DURHAM -- Mike Krzyzewski never mentioned North Carolina’s football team, not once. He didn’t have to. The context of the Duke basketball coach’s comments on agents and their influence was abundantly clear.
“I don’t think it’s easy to prevent a kid, whether you have one kid or a dozen kids, from doing something that’s wrong,” Krzyzewski said today, in response to a question about whether it is easier to keep track of 12 scholarship basketball players than 70 or 80 scholarship football players.
“I think it takes … you have to develop a family culture, a team culture, that doesn’t accept that. Because obviously, if something happened, somebody knows about it. And you would hope that somebody in your culture, not necessarily just a coach, would stop that. Hopefully you would hire people that would not become a part of another culture which would subvert the culture you’re trying to build.

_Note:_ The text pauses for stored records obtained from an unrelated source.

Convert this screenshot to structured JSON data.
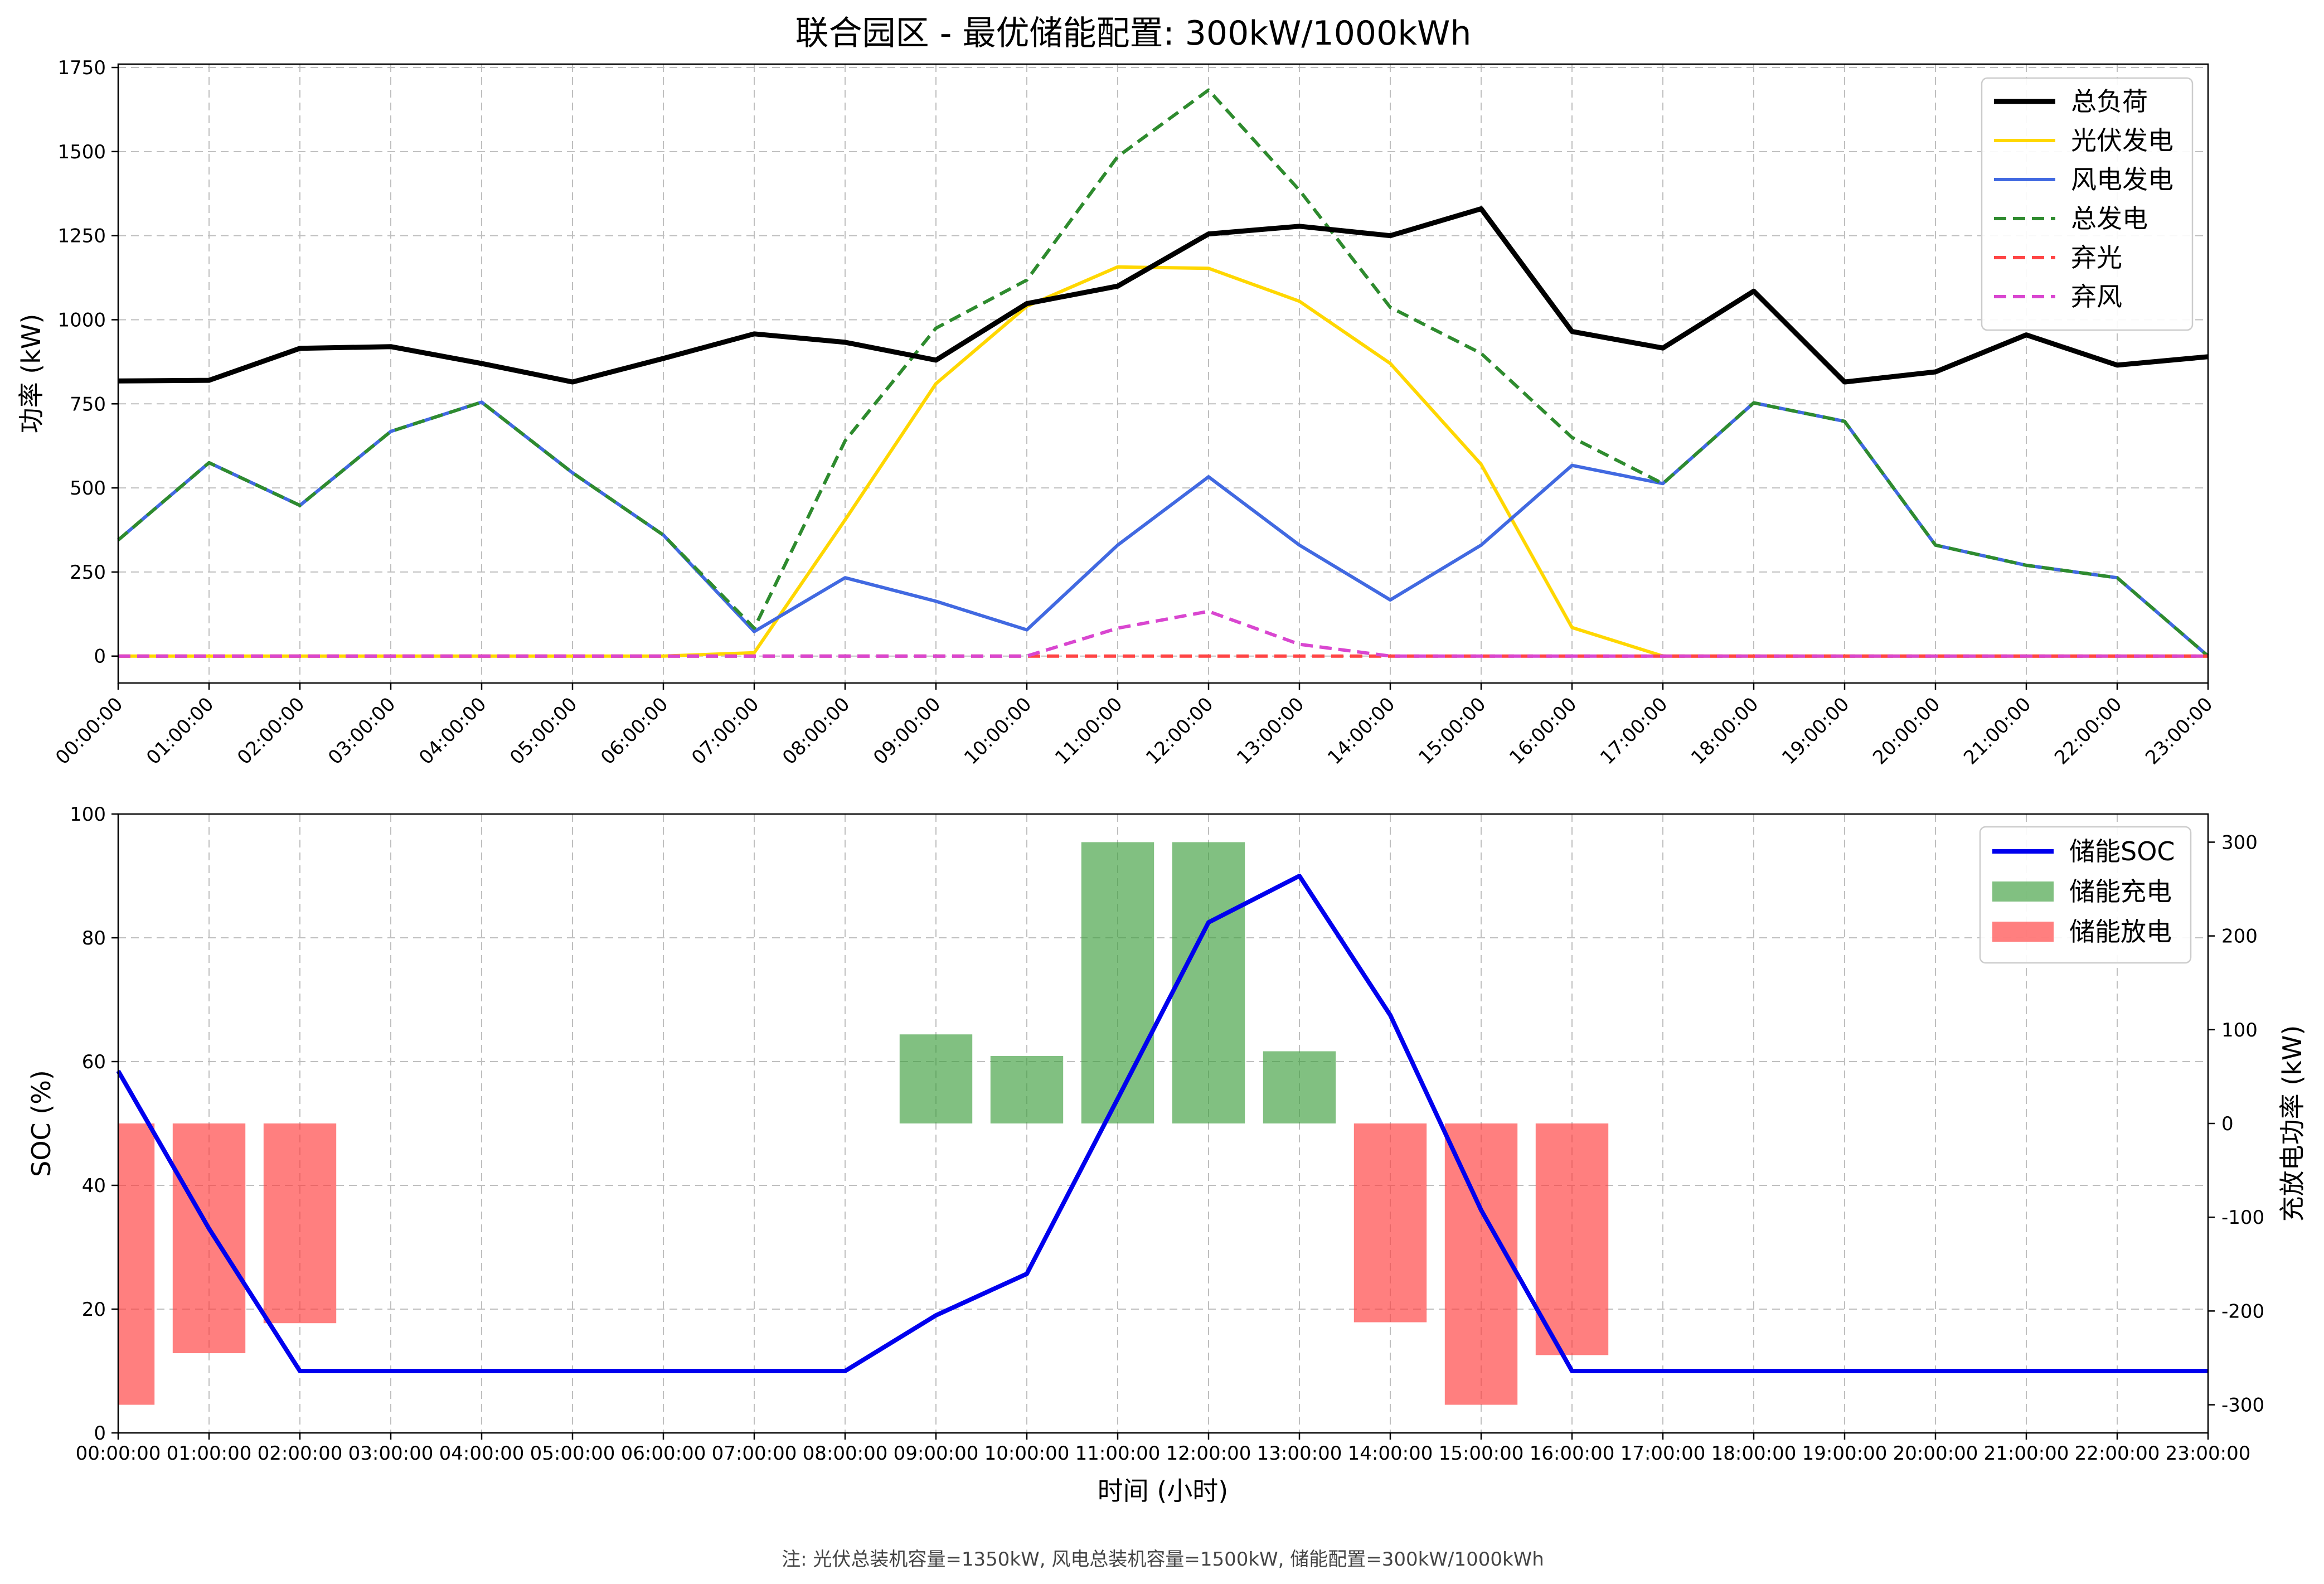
{
  "title": "联合园区 - 最优储能配置: 300kW/1000kWh",
  "note": "注: 光伏总装机容量=1350kW, 风电总装机容量=1500kW, 储能配置=300kW/1000kWh",
  "colors": {
    "load": "#000000",
    "pv": "#FFD700",
    "wind": "#4169E1",
    "total_gen": "#2E8B2E",
    "pv_curtail": "#FF4444",
    "wind_curtail": "#D946D0",
    "soc": "#0000EE",
    "charge": "#3D9E3D",
    "discharge": "#FF3B3B"
  },
  "chart_data": [
    {
      "type": "line",
      "name": "power",
      "ylabel": "功率 (kW)",
      "ylim": [
        -80,
        1760
      ],
      "yticks": [
        0,
        250,
        500,
        750,
        1000,
        1250,
        1500,
        1750
      ],
      "grid": true,
      "legend_position": "top-right",
      "x": [
        "00:00:00",
        "01:00:00",
        "02:00:00",
        "03:00:00",
        "04:00:00",
        "05:00:00",
        "06:00:00",
        "07:00:00",
        "08:00:00",
        "09:00:00",
        "10:00:00",
        "11:00:00",
        "12:00:00",
        "13:00:00",
        "14:00:00",
        "15:00:00",
        "16:00:00",
        "17:00:00",
        "18:00:00",
        "19:00:00",
        "20:00:00",
        "21:00:00",
        "22:00:00",
        "23:00:00"
      ],
      "series": [
        {
          "name": "总负荷",
          "style": "solid",
          "color_key": "load",
          "values": [
            818,
            820,
            915,
            920,
            870,
            815,
            885,
            958,
            933,
            880,
            1048,
            1100,
            1255,
            1278,
            1250,
            1330,
            965,
            916,
            1085,
            815,
            845,
            955,
            865,
            890
          ]
        },
        {
          "name": "光伏发电",
          "style": "solid",
          "color_key": "pv",
          "values": [
            0,
            0,
            0,
            0,
            0,
            0,
            0,
            10,
            405,
            810,
            1040,
            1157,
            1153,
            1055,
            870,
            570,
            85,
            0,
            0,
            0,
            0,
            0,
            0,
            0
          ]
        },
        {
          "name": "风电发电",
          "style": "solid",
          "color_key": "wind",
          "values": [
            345,
            575,
            448,
            668,
            755,
            545,
            360,
            73,
            233,
            163,
            78,
            330,
            533,
            330,
            167,
            330,
            567,
            513,
            753,
            698,
            330,
            270,
            233,
            0
          ]
        },
        {
          "name": "总发电",
          "style": "dashed",
          "color_key": "total_gen",
          "values": [
            345,
            575,
            448,
            668,
            755,
            545,
            360,
            83,
            640,
            975,
            1118,
            1485,
            1683,
            1385,
            1037,
            900,
            650,
            513,
            753,
            698,
            330,
            270,
            233,
            0
          ]
        },
        {
          "name": "弃光",
          "style": "dashed",
          "color_key": "pv_curtail",
          "values": [
            0,
            0,
            0,
            0,
            0,
            0,
            0,
            0,
            0,
            0,
            0,
            0,
            0,
            0,
            0,
            0,
            0,
            0,
            0,
            0,
            0,
            0,
            0,
            0
          ]
        },
        {
          "name": "弃风",
          "style": "dashed",
          "color_key": "wind_curtail",
          "values": [
            0,
            0,
            0,
            0,
            0,
            0,
            0,
            0,
            0,
            0,
            0,
            83,
            133,
            35,
            0,
            0,
            0,
            0,
            0,
            0,
            0,
            0,
            0,
            0
          ]
        }
      ]
    },
    {
      "type": "bar+line",
      "name": "storage",
      "xlabel": "时间 (小时)",
      "ylabel": "SOC (%)",
      "ylabel_right": "充放电功率 (kW)",
      "ylim": [
        0,
        100
      ],
      "yticks": [
        0,
        20,
        40,
        60,
        80,
        100
      ],
      "ylim_right": [
        -330,
        330
      ],
      "yticks_right": [
        -300,
        -200,
        -100,
        0,
        100,
        200,
        300
      ],
      "grid": true,
      "legend_position": "top-right",
      "x": [
        "00:00:00",
        "01:00:00",
        "02:00:00",
        "03:00:00",
        "04:00:00",
        "05:00:00",
        "06:00:00",
        "07:00:00",
        "08:00:00",
        "09:00:00",
        "10:00:00",
        "11:00:00",
        "12:00:00",
        "13:00:00",
        "14:00:00",
        "15:00:00",
        "16:00:00",
        "17:00:00",
        "18:00:00",
        "19:00:00",
        "20:00:00",
        "21:00:00",
        "22:00:00",
        "23:00:00"
      ],
      "series": [
        {
          "name": "储能SOC",
          "kind": "line",
          "color_key": "soc",
          "values": [
            58.5,
            33,
            10,
            10,
            10,
            10,
            10,
            10,
            10,
            19,
            25.7,
            54,
            82.5,
            90,
            67.5,
            36,
            10,
            10,
            10,
            10,
            10,
            10,
            10,
            10
          ]
        },
        {
          "name": "储能充电",
          "kind": "bar",
          "color_key": "charge",
          "values": [
            0,
            0,
            0,
            0,
            0,
            0,
            0,
            0,
            0,
            95,
            72,
            300,
            300,
            77,
            0,
            0,
            0,
            0,
            0,
            0,
            0,
            0,
            0,
            0
          ]
        },
        {
          "name": "储能放电",
          "kind": "bar",
          "color_key": "discharge",
          "values": [
            -300,
            -245,
            -213,
            0,
            0,
            0,
            0,
            0,
            0,
            0,
            0,
            0,
            0,
            0,
            -212,
            -300,
            -247,
            0,
            0,
            0,
            0,
            0,
            0,
            0
          ]
        }
      ]
    }
  ]
}
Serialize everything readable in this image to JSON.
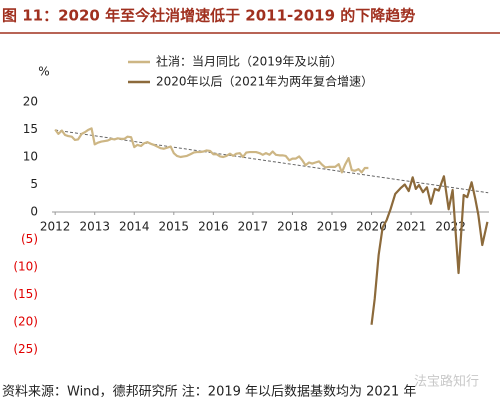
{
  "chart_data": {
    "type": "line",
    "title": "图 11：2020 年至今社消增速低于 2011-2019 的下降趋势",
    "y_label": "%",
    "source": "资料来源：Wind，德邦研究所 注：2019 年以后数据基数均为 2021 年",
    "watermark": "法宝路知行",
    "xlim": [
      2011.92,
      2022.97
    ],
    "xticks": [
      2012,
      2013,
      2014,
      2015,
      2016,
      2017,
      2018,
      2019,
      2020,
      2021,
      2022
    ],
    "ylim": [
      -25,
      20
    ],
    "yticks": [
      20,
      15,
      10,
      5,
      0,
      {
        "value": -5,
        "label": "(5)"
      },
      {
        "value": -10,
        "label": "(10)"
      },
      {
        "value": -15,
        "label": "(15)"
      },
      {
        "value": -20,
        "label": "(20)"
      },
      {
        "value": -25,
        "label": "(25)"
      }
    ],
    "negative_tick_color": "#e00000",
    "series": [
      {
        "name": "社消：当月同比（2019年及以前）",
        "color": "#cdb684",
        "x": [
          2012.0,
          2012.08,
          2012.17,
          2012.25,
          2012.33,
          2012.42,
          2012.5,
          2012.58,
          2012.67,
          2012.75,
          2012.83,
          2012.92,
          2013.0,
          2013.08,
          2013.17,
          2013.25,
          2013.33,
          2013.42,
          2013.5,
          2013.58,
          2013.67,
          2013.75,
          2013.83,
          2013.92,
          2014.0,
          2014.08,
          2014.17,
          2014.25,
          2014.33,
          2014.42,
          2014.5,
          2014.58,
          2014.67,
          2014.75,
          2014.83,
          2014.92,
          2015.0,
          2015.08,
          2015.17,
          2015.25,
          2015.33,
          2015.42,
          2015.5,
          2015.58,
          2015.67,
          2015.75,
          2015.83,
          2015.92,
          2016.0,
          2016.08,
          2016.17,
          2016.25,
          2016.33,
          2016.42,
          2016.5,
          2016.58,
          2016.67,
          2016.75,
          2016.83,
          2016.92,
          2017.0,
          2017.08,
          2017.17,
          2017.25,
          2017.33,
          2017.42,
          2017.5,
          2017.58,
          2017.67,
          2017.75,
          2017.83,
          2017.92,
          2018.0,
          2018.08,
          2018.17,
          2018.25,
          2018.33,
          2018.42,
          2018.5,
          2018.58,
          2018.67,
          2018.75,
          2018.83,
          2018.92,
          2019.0,
          2019.08,
          2019.17,
          2019.25,
          2019.33,
          2019.42,
          2019.5,
          2019.58,
          2019.67,
          2019.75,
          2019.83,
          2019.92
        ],
        "values": [
          15,
          14.2,
          14.8,
          14,
          13.8,
          13.7,
          13.1,
          13.2,
          14.2,
          14.5,
          14.9,
          15.2,
          12.3,
          12.6,
          12.8,
          12.9,
          13,
          13.3,
          13.2,
          13.4,
          13.3,
          13.3,
          13.7,
          13.6,
          11.8,
          12.2,
          12,
          12.5,
          12.7,
          12.4,
          12.2,
          11.9,
          11.6,
          11.5,
          11.7,
          11.9,
          10.7,
          10.2,
          10,
          10.1,
          10.2,
          10.5,
          10.8,
          10.9,
          10.9,
          11,
          11.2,
          11.1,
          10.5,
          10.5,
          10.1,
          10,
          10.2,
          10.6,
          10.2,
          10.6,
          10.7,
          10,
          10.8,
          10.9,
          10.9,
          10.9,
          10.7,
          10.4,
          10.7,
          10.4,
          11,
          10.4,
          10.3,
          10.3,
          10.2,
          9.4,
          9.7,
          9.7,
          10.1,
          9.4,
          8.5,
          9,
          8.8,
          9,
          9.2,
          8.6,
          8.1,
          8.2,
          8.2,
          8.2,
          8.7,
          7.2,
          8.6,
          9.8,
          7.6,
          7.5,
          7.8,
          7.2,
          8,
          8
        ]
      },
      {
        "name": "2020年以后（2021年为两年复合增速）",
        "color": "#8c6a3b",
        "x": [
          2020.0,
          2020.08,
          2020.18,
          2020.28,
          2020.38,
          2020.48,
          2020.6,
          2020.73,
          2020.84,
          2020.94,
          2021.04,
          2021.12,
          2021.2,
          2021.3,
          2021.4,
          2021.5,
          2021.6,
          2021.7,
          2021.83,
          2021.95,
          2022.05,
          2022.2,
          2022.33,
          2022.42,
          2022.53,
          2022.62,
          2022.7,
          2022.8,
          2022.93
        ],
        "values": [
          -20.5,
          -15.8,
          -7.8,
          -2.8,
          -1.5,
          0.5,
          3.3,
          4.3,
          5,
          3.8,
          6.3,
          4.2,
          4.9,
          3.6,
          4.5,
          1.5,
          4.2,
          3.9,
          6.5,
          0.5,
          4,
          -11.1,
          3.1,
          2.7,
          5.4,
          2.5,
          -0.5,
          -6,
          -1.8
        ]
      }
    ],
    "trend": {
      "color": "#666666",
      "x": [
        2012,
        2022.95
      ],
      "values": [
        14.9,
        3.5
      ]
    }
  }
}
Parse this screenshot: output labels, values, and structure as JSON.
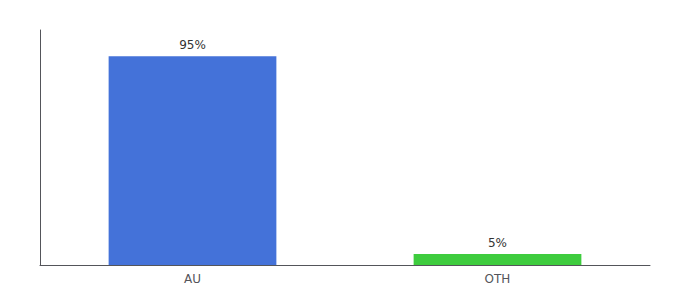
{
  "chart_data": {
    "type": "bar",
    "categories": [
      "AU",
      "OTH"
    ],
    "values": [
      95,
      5
    ],
    "value_labels": [
      "95%",
      "5%"
    ],
    "colors": [
      "#4472d9",
      "#3ecc3e"
    ],
    "ylim": [
      0,
      107
    ],
    "data_labels": true,
    "tick_labels": "x",
    "grid": false
  }
}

“I don’t know what the answer to that is, when you trust somebody and that trust is not warranted. These things can happen to anybody. Just like something can happen socially or academically. It can happen to anybody, and you just have to do as much as you can to reduce the chance of that happening, whether you have 12 or 80 or 100 … I don’t know what’s easier. We all have a responsibility to do what we can to try to stop it. Including the agents. Including everybody involved.”
Three North Carolina players have been dismissed from the team and associate head coach John Blake resigned as a result of the NCAA’s ongoing probe into the UNC football program, part of which focuses on improper benefits received from agents.
Krzyzewski said he feels confident in the way his program handles agents, relying heavily on Duke law professor Paul Haagen and Krzyzewski’s personal relationships with many agents, but that it requires commitment from players and their parents to do the right thing.